Stuart is replacing former Deschutes County Commissioner Phil Henderson, who did not seek reelection, and ran against longtime DCRP communications coordinator Mark Knowles. PROR5's weekly update on Nov. 28 hinted that the success of PR created a "stir," but current and former Republican officials downplayed any division in the party.
"Some of the people that lost were disappointed with that, and didn't stay around for further elections," Henderson told the Source. "I didn't think it really was a split."
Henderson added that the Republican Party saw a lot of growth over the past year. He estimated over 200 precinct committee people attended the DCRP reorganizational meeting, which is much higher than years past. The most recent general election is also a bright spot for Henderson, who pointed out that gubernatorial candidate Christine Drazan won more votes than her opponents in Deschutes County, and that Deschutes County Commissioners Tony Debone and Patti Adair won their elections despite there being 3,000 more registered Democrats than Republicans in the county.
Stuart said his strategy may differ from prior DCRP leadership, but his goal will largely be the same: to increase the number of registered Republicans, to find and promote electable candidates and to help grow the Central Committee by bringing in more precinct committee people. The DCRP and PR both asked for people to become involved in the local parties as precinct committee persons — the former hosting a video explaining the strategy on Steve Bannon's War Room podcast. PROR5 worked as early as July 2021 to add precinct committee people to the DCRP. They claim to have about 160 in the party out of a total 251 spots.
The precinct strategy is paired with an intense focus on local races and local issues. Weekly updates often point to open seats on school boards, soil districts and even cemetery boards. There's a frequent call to action to speak at public meetings to advocate for their positions and against political rivals — namely Democrats, "leftists" and officials that followed statewide COVID mandates. The group's blog post on Dec. 12 calls on members to call into the Redmond School Board meeting to suggest they oust Superintendent Charan Cline.

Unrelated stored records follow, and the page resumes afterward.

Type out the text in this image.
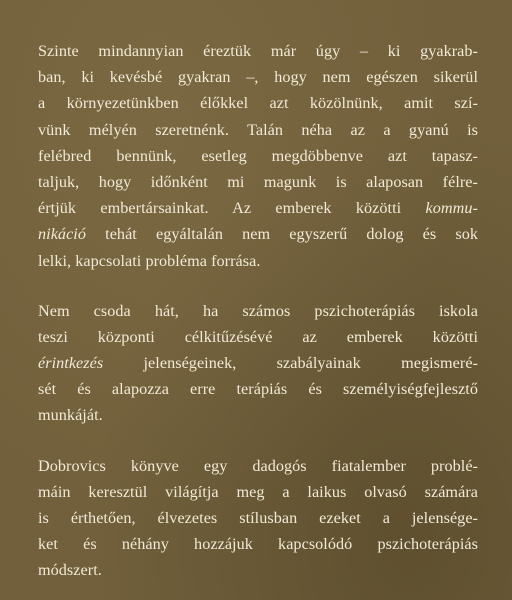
Szinte mindannyian éreztük már úgy – ki gyakrab-
ban, ki kevésbé gyakran –, hogy nem egészen sikerül
a környezetünkben élőkkel azt közölnünk, amit szí-
vünk mélyén szeretnénk. Talán néha az a gyanú is
felébred bennünk, esetleg megdöbbenve azt tapasz-
taljuk, hogy időnként mi magunk is alaposan félre-
értjük embertársainkat. Az emberek közötti kommu-
nikáció tehát egyáltalán nem egyszerű dolog és sok
lelki, kapcsolati probléma forrása.
Nem csoda hát, ha számos pszichoterápiás iskola
teszi központi célkitűzésévé az emberek közötti
érintkezés jelenségeinek, szabályainak megismeré-
sét és alapozza erre terápiás és személyiségfejlesztő
munkáját.
Dobrovics könyve egy dadogós fiatalember problé-
máin keresztül világítja meg a laikus olvasó számára
is érthetően, élvezetes stílusban ezeket a jelensége-
ket és néhány hozzájuk kapcsolódó pszichoterápiás
módszert.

"Cline was disobedient to the wishes of the board throughout the COVID nightmare, siding with the State on most of the issues and mandates," the post says. "He needs to go."
Though PROR5 is successful in party politics, that hasn't extended to electoral politics. PROR5 candidate Julia Brown lost a three-way race for Bend City Council. Branegan Dixon also lost his bid for Redmond City Council. Bundy, the movement's founder, got 17% of the vote in the Idaho gubernatorial race as an Independent, losing to incumbent Gov. Brad Little.